On April 14, 1967, the predecessor in interest of appellee United Bank obtained a judgment against the taxpayer for $15,000 plus interest, costs, and attorney's fees. Like Herman, United Bank's predecessor caused a writ of garnishment to be issued against Great Western's predecessor in interest with respect to the "Phoenix" commission. In like manner, approximately four months before the first notice of tax lien was filed, United Bank's predecessor obtained a garnishment judgment against Great Western's predecessor for sums received by Great Western's predecessor in excess of sums owed it by the taxpayer.

The rights of all parties here except the United States, the State of Arizona, and the disinterested stakeholder of the "Tucson" commission were determined by a judgment of the Maricopa County Superior Court in June 1971. That judgment is res judicata and binds the parties to the state-court action.
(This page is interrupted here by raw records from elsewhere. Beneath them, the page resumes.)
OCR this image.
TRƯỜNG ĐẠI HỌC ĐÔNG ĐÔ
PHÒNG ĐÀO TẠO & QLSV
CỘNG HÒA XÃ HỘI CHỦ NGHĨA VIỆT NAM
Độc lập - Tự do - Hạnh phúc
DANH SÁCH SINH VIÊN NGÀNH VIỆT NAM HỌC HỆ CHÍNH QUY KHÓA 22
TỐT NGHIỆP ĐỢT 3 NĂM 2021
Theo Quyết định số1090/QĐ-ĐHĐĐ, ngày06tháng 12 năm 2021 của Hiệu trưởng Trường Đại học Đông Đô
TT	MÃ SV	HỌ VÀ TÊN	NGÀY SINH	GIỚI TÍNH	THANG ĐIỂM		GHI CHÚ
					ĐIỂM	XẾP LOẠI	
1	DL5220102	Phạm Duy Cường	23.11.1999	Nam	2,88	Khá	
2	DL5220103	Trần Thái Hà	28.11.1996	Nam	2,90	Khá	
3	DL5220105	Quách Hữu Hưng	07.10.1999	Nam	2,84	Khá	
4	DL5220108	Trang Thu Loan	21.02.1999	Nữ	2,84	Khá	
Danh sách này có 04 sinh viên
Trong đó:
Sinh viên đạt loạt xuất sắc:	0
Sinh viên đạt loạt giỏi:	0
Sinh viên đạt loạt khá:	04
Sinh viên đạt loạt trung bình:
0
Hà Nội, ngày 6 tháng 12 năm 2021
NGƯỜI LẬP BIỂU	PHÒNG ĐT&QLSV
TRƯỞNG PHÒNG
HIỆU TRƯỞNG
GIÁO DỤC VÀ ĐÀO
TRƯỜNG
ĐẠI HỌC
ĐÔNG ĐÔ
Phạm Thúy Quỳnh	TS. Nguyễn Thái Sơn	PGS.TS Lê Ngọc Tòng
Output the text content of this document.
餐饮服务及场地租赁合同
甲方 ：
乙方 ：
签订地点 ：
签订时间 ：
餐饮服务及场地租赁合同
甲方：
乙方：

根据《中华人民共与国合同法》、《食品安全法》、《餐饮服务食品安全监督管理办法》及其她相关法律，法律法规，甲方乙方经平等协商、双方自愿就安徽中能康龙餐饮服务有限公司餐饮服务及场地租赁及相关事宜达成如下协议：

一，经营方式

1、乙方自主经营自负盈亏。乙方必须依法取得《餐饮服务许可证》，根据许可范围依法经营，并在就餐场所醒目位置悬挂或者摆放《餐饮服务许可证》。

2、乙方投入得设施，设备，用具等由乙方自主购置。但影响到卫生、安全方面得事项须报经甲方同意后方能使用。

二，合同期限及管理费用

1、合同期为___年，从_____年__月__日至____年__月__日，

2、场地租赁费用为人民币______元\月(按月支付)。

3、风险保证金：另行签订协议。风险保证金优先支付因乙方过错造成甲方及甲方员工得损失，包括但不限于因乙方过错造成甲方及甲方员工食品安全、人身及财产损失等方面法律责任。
Thus, we are concerned only with the rights of the United States, the sole appellant, in the distribution scheme.

The United States urges that it should be prior to Great Western because the assignment to Great Western was either a mortgage or an assignment of an account receivable, and was not recorded.

The potential relevance of recordation lies in § 6323(a) of the Internal Revenue Code, which provides that a tax lien shall not be valid against a holder of a "security interest" until notice of lien is filed.

Here the notices of lien were filed February 29, 1968, and December 30, 1970, after the assignment of the "Tucson" commission. But the government urges that it nonetheless enjoys first priority because the assignment had not created a "security interest".

"Security interest" is defined by 26 U.S.C. § 6323(h)(1) as "any interest in property acquired by contract for the purpose of securing payment or performance of an obligation or indemnifying against loss or liability. A security interest exists at any time * * * if, at such time, the property is in existence and the interest has become protected under local law against a subsequent judgment lien arising out of an unsecured obligation * * * ."

The government argues that the unrecorded assignment did not give Great Western an interest protected against a subsequent judgment lien creditor.

Great Western's principal responses are:

(1) The United States did not make the mortgage argument below and should not be allowed to tender it for the first time on appeal.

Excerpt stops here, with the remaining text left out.